Honest inference and local randomisation

# Armstrong-Kolesar honest CIs under smoothness bounds
sp.rdhonest(df, y='y', x='x', c=0, M=0.1, kernel='triangular')

# Local randomisation (Cattaneo-Titiunik-Vazquez-Bare)
sp.rdrandinf(df, y='y', x='x', c=0, wl=-2, wr=2)
sp.rdwinselect(df, y='y', x='x', c=0)      # window selection
sp.rdsensitivity(df, y='y', x='x', c=0)    # sensitivity to window

Diagnostics

sp.cjm_density(df, x='score', c=0)          # Cattaneo-Jansson-Ma density
sp.mccrary_density(df, x='score', c=0)      # McCrary legacy
sp.rdplot(df, y='y', x='x', c=0)            # binned-scatter RD plot

Heterogeneous treatment effects

sp.rdhte(df, y='y', x='x', c=0, by='group')    # by-subgroup CATE
sp.rd_forest(df, y='y', x='x', c=0, covs=[...])
sp.rd_boost(df, y='y', x='x', c=0, covs=[...])
sp.rd_lasso(df, y='y', x='x', c=0, covs=[...])

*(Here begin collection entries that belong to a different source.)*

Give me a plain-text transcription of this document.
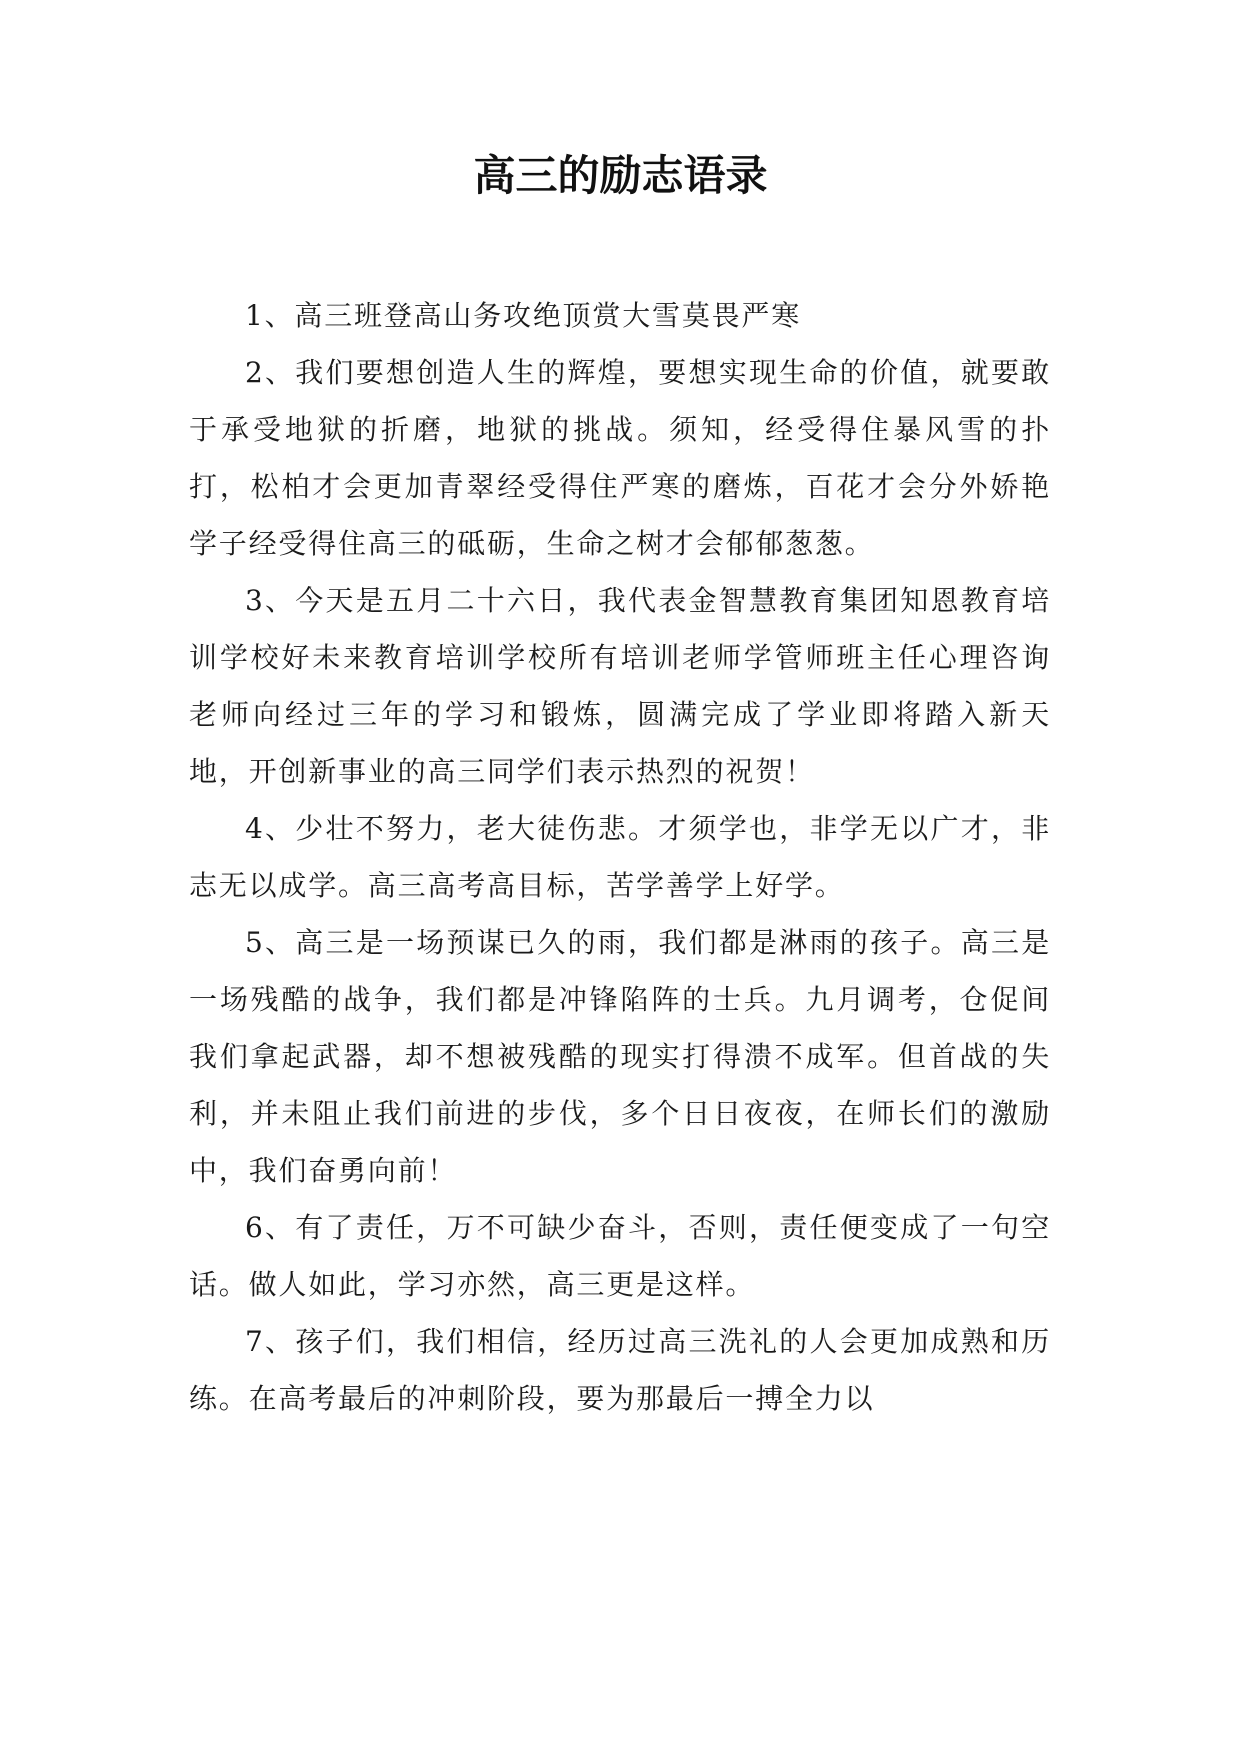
高三的励志语录

1、高三班登高山务攻绝顶赏大雪莫畏严寒

2、我们要想创造人生的辉煌，要想实现生命的价值，就要敢于承受地狱的折磨，地狱的挑战。须知，经受得住暴风雪的扑打，松柏才会更加青翠经受得住严寒的磨炼，百花才会分外娇艳学子经受得住高三的砥砺，生命之树才会郁郁葱葱。

3、今天是五月二十六日，我代表金智慧教育集团知恩教育培训学校好未来教育培训学校所有培训老师学管师班主任心理咨询老师向经过三年的学习和锻炼，圆满完成了学业即将踏入新天地，开创新事业的高三同学们表示热烈的祝贺！

4、少壮不努力，老大徒伤悲。才须学也，非学无以广才，非志无以成学。高三高考高目标，苦学善学上好学。

5、高三是一场预谋已久的雨，我们都是淋雨的孩子。高三是一场残酷的战争，我们都是冲锋陷阵的士兵。九月调考，仓促间我们拿起武器，却不想被残酷的现实打得溃不成军。但首战的失利，并未阻止我们前进的步伐，多个日日夜夜，在师长们的激励中，我们奋勇向前！

6、有了责任，万不可缺少奋斗，否则，责任便变成了一句空话。做人如此，学习亦然，高三更是这样。

7、孩子们，我们相信，经历过高三洗礼的人会更加成熟和历练。在高考最后的冲刺阶段，要为那最后一搏全力以
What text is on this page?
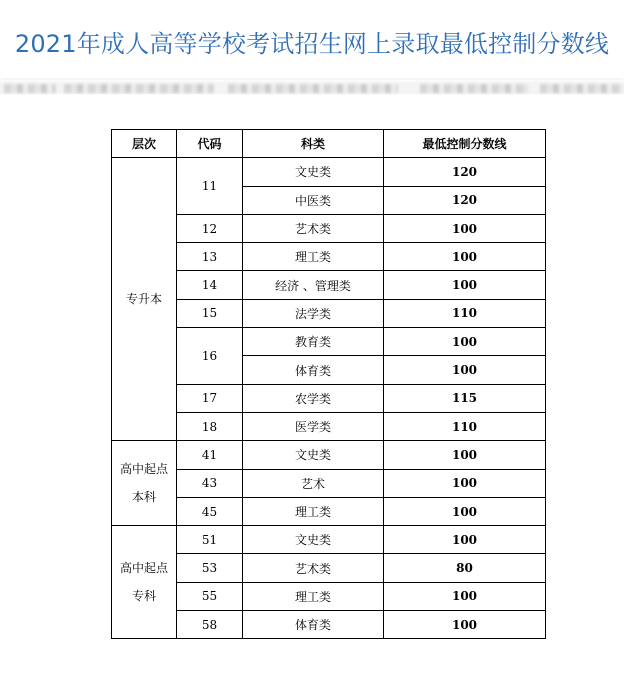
2021年成人高等学校考试招生网上录取最低控制分数线
层次	代码	科类	最低控制分数线
专升本	11	文史类	120
		中医类	120
	12	艺术类	100
	13	理工类	100
	14	经济 、管理类	100
	15	法学类	110
	16	教育类	100
		体育类	100
	17	农学类	115
	18	医学类	110
高中起点
本科	41	文史类	100
	43	艺术	100
	45	理工类	100
高中起点
专科	51	文史类	100
	53	艺术类	80
	55	理工类	100
	58	体育类	100
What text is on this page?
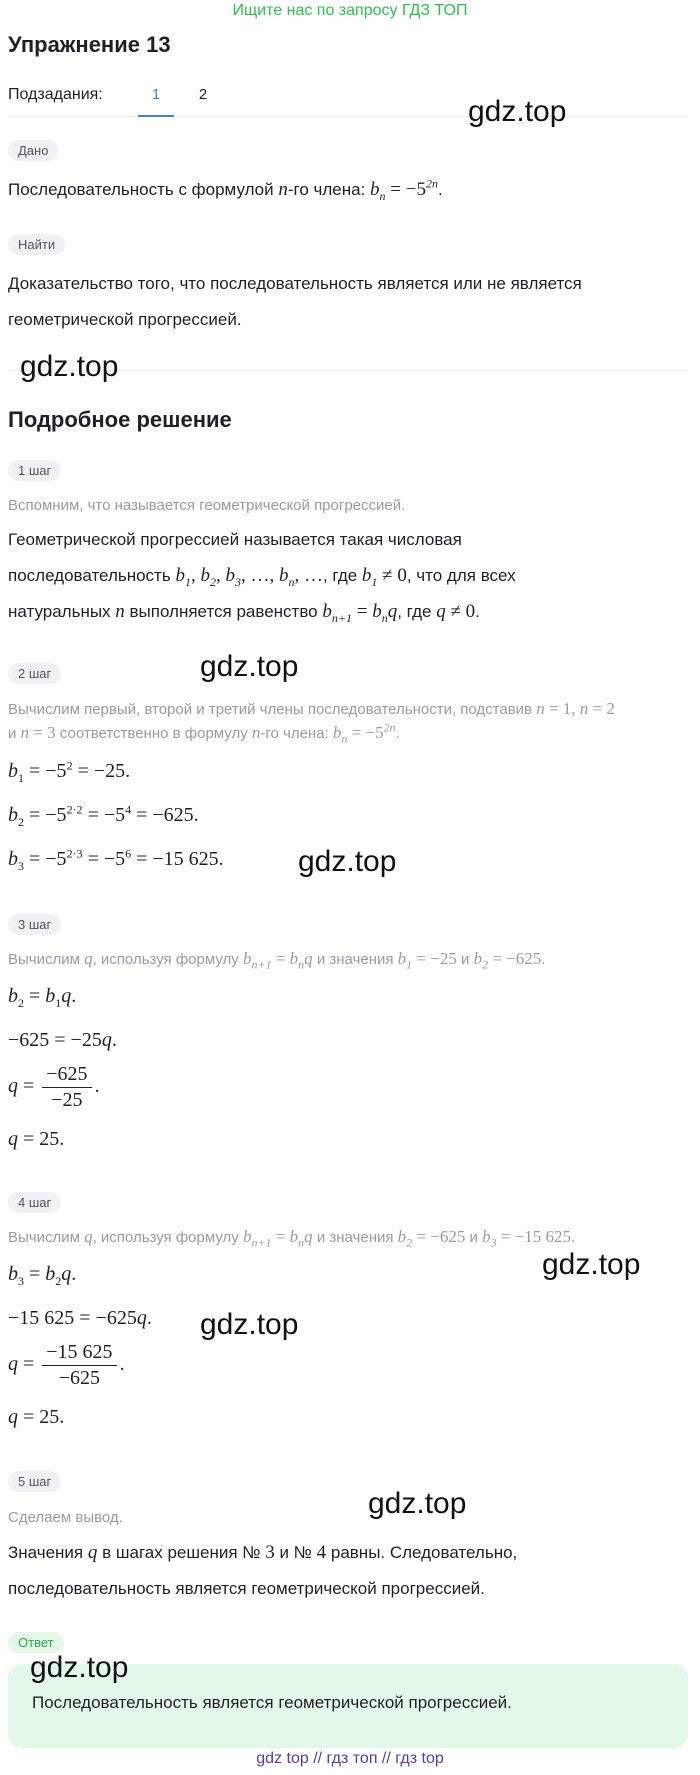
Ищите нас по запросу ГДЗ ТОП
Упражнение 13
Подзадания:	1	2
Дано

Последовательность с формулой n-го члена: $b_n = -5^{2n}$.

Найти

Доказательство того, что последовательность является или не является геометрической прогрессией.

Подробное решение
1 шаг

Вспомним, что называется геометрической прогрессией.

Геометрической прогрессией называется такая числовая
последовательность $b_1$, $b_2$, $b_3$, …, $b_n$, …, где $b_1 \ne 0$, что для всех
натуральных n выполняется равенство $b_{n+1} = b_nq$, где q ≠ 0.

2 шаг

Вычислим первый, второй и третий члены последовательности, подставив n = 1, n = 2
и n = 3 соответственно в формулу n-го члена: $b_n = -5^{2n}$.

$b_1 = -5^2 = -25$.
$b_2 = -5^{2\cdot 2} = -5^4 = -625$.
$b_3 = -5^{2\cdot 3} = -5^6 = -15$ 625.
3 шаг

Вычислим q, используя формулу $b_{n+1} = b_nq$ и значения $b_1 = -25$ и $b_2 = -625$.

$b_2 = b_1q$.
−625 = −25q.
$q = \frac{-625}{-25}$ .
q = 25.
4 шаг

Вычислим q, используя формулу $b_{n+1} = b_nq$ и значения $b_2 = -625$ и $b_3 = -15$ 625.

$b_3 = b_2q$.
−15 625 = −625q.
$q = \frac{-15 625}{-625}$ .
q = 25.
5 шаг

Сделаем вывод.

Значения q в шагах решения № 3 и № 4 равны. Следовательно,
последовательность является геометрической прогрессией.

Ответ
Последовательность является геометрической прогрессией.
gdz.top
gdz.top
gdz.top
gdz.top
gdz.top
gdz.top
gdz.top
gdz.top
gdz top // гдз топ // гдз top
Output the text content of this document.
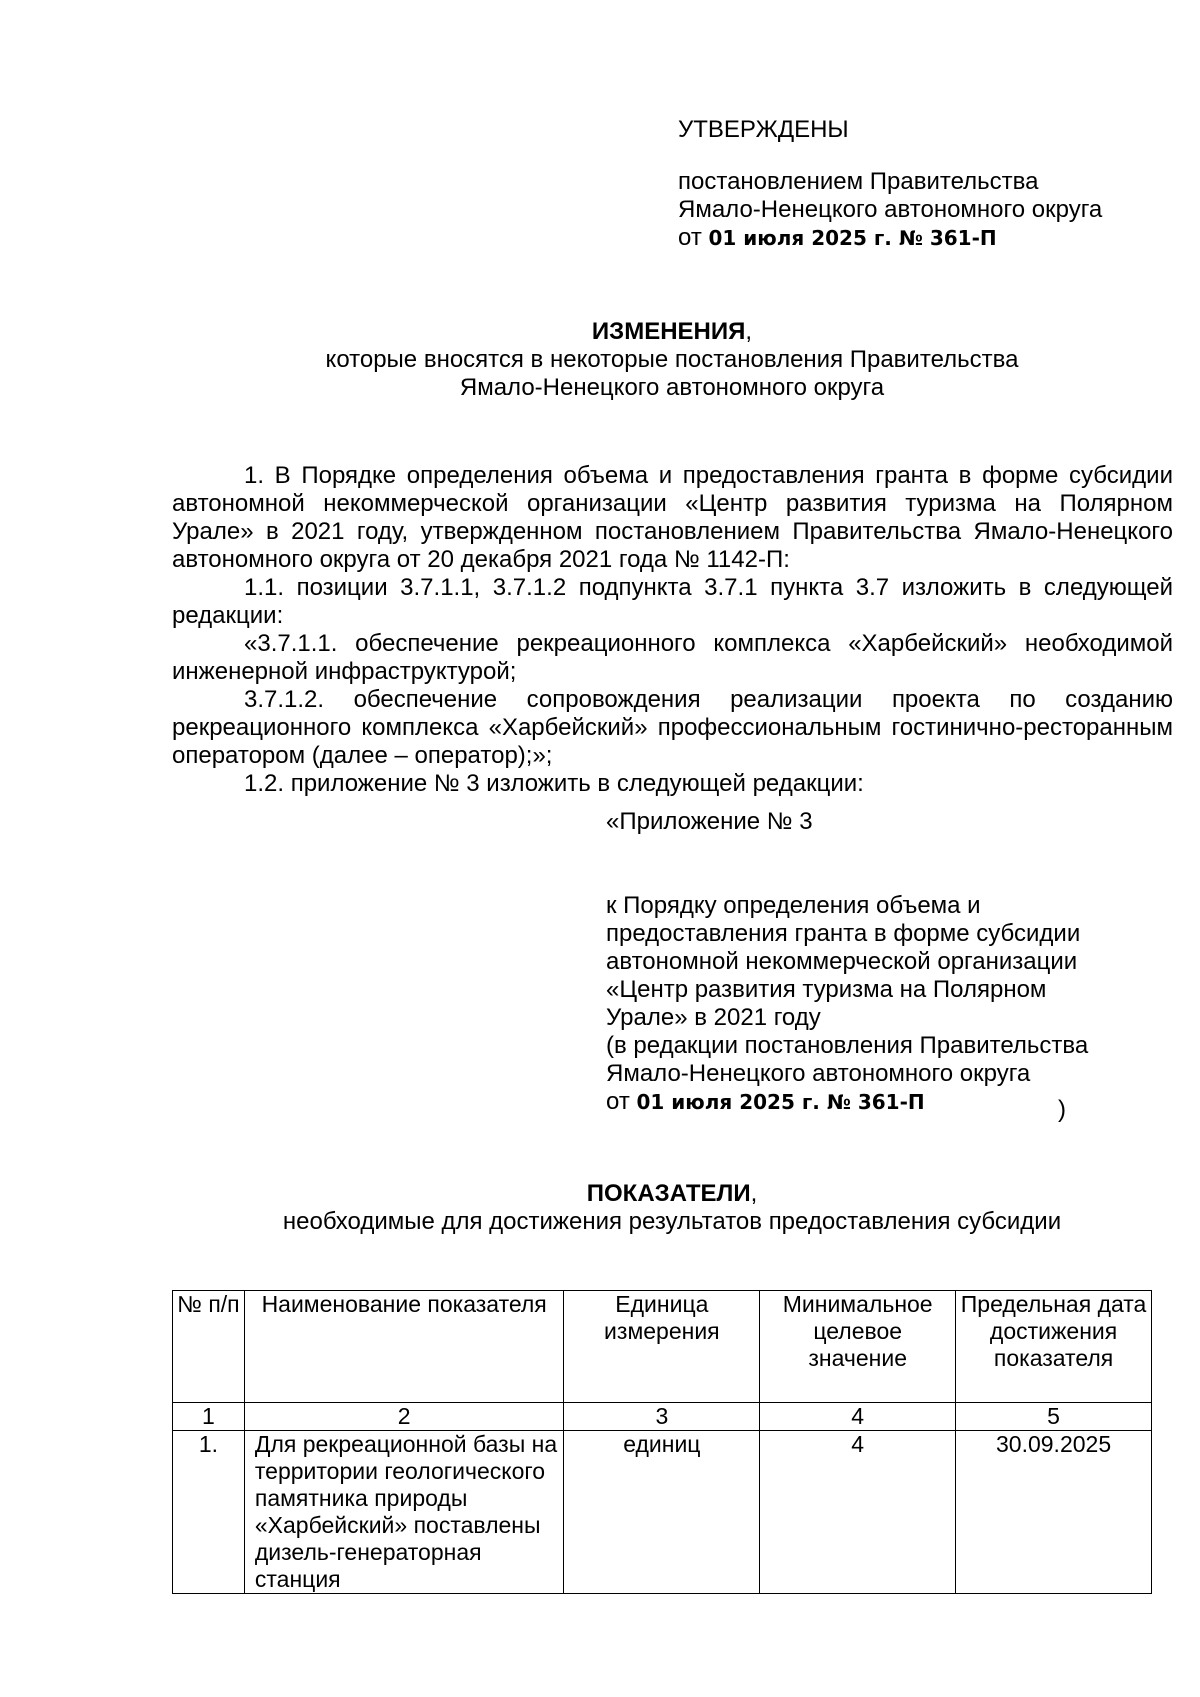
УТВЕРЖДЕНЫ
постановлением Правительства
Ямало-Ненецкого автономного округа
от 01 июля 2025 г. № 361-П
ИЗМЕНЕНИЯ,
которые вносятся в некоторые постановления Правительства
Ямало-Ненецкого автономного округа

1. В Порядке определения объема и предоставления гранта в форме субсидии автономной некоммерческой организации «Центр развития туризма на Полярном Урале» в 2021 году, утвержденном постановлением Правительства Ямало-Ненецкого автономного округа от 20 декабря 2021 года № 1142-П:

1.1. позиции 3.7.1.1, 3.7.1.2 подпункта 3.7.1 пункта 3.7 изложить в следующей редакции:

«3.7.1.1. обеспечение рекреационного комплекса «Харбейский» необходимой инженерной инфраструктурой;

3.7.1.2. обеспечение сопровождения реализации проекта по созданию рекреационного комплекса «Харбейский» профессиональным гостинично-ресторанным оператором (далее – оператор);»;

1.2. приложение № 3 изложить в следующей редакции:

«Приложение № 3
к Порядку определения объема и
предоставления гранта в форме субсидии
автономной некоммерческой организации
«Центр развития туризма на Полярном
Урале» в 2021 году
(в редакции постановления Правительства
Ямало-Ненецкого автономного округа
от 01 июля 2025 г. № 361-П	)
ПОКАЗАТЕЛИ,
необходимые для достижения результатов предоставления субсидии
№ п/п	Наименование показателя	Единица измерения	Минимальное целевое значение	Предельная дата достижения показателя
1	2	3	4	5
1.	Для рекреационной базы на территории геологического памятника природы «Харбейский» поставлены дизель-генераторная станция	единиц	4	30.09.2025
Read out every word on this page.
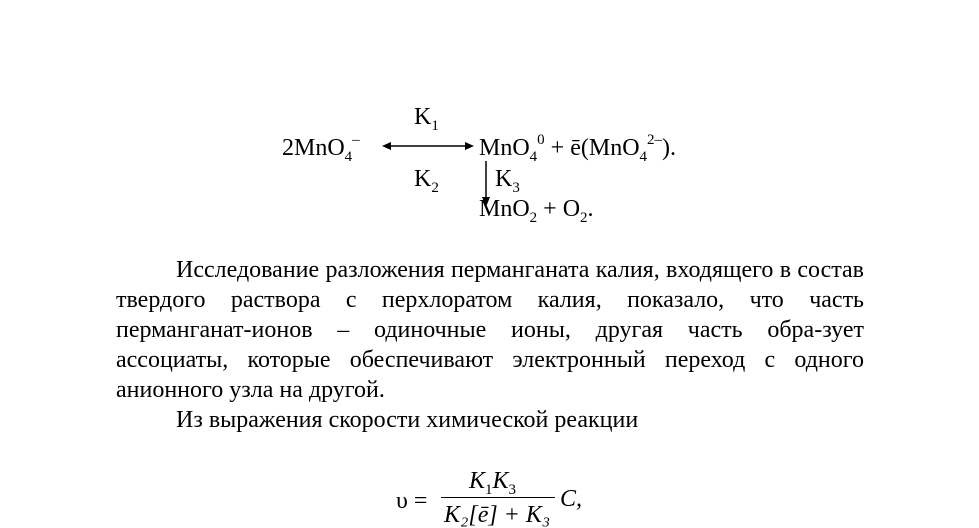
2MnO$_4$–
$K_1$
$K_2$
MnO$_4^0$ + ē(MnO$_4^{2-}$).
$K_3$
$MnO_2 + O_2$.

Исследование разложения перманганата калия, входящего в состав твердого раствора с перхлоратом калия, показало, что часть перманганат-ионов – одиночные ионы, другая часть обра-зует ассоциаты, которые обеспечивают электронный переход с одного анионного узла на другой.

Из выражения скорости химической реакции

υ =
$K_1K_3$
K₂[ē] + K₃
C,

External validity (Angrist-Rokkanen)

sp.rd_extrapolate(df, y='y', x='x', c=0,
                  conditioning=['z1','z2'])     # conditioning on covariates

Power analysis

sp.rdpower(df, y='y', x='x', c=0, tau=1.5)
sp.rdsampsi(df, y='y', x='x', c=0, tau=1.5, power=0.80)

Single-call dashboard

sp.rdsummary(df, y='earnings', x='score', c=0)
# Prints: CCT sharp/robust estimate, bandwidths, density test,
# placebo cutoffs, covariate balance, falsification checks,
# bias-corrected CI, honest CI, and one-figure diagnostic plot.

Validation

97 RD tests pass. rd/_core.py consolidates kernel, weighted-least- squares, and sandwich-variance primitives from 9 files into one 191-line canonical module.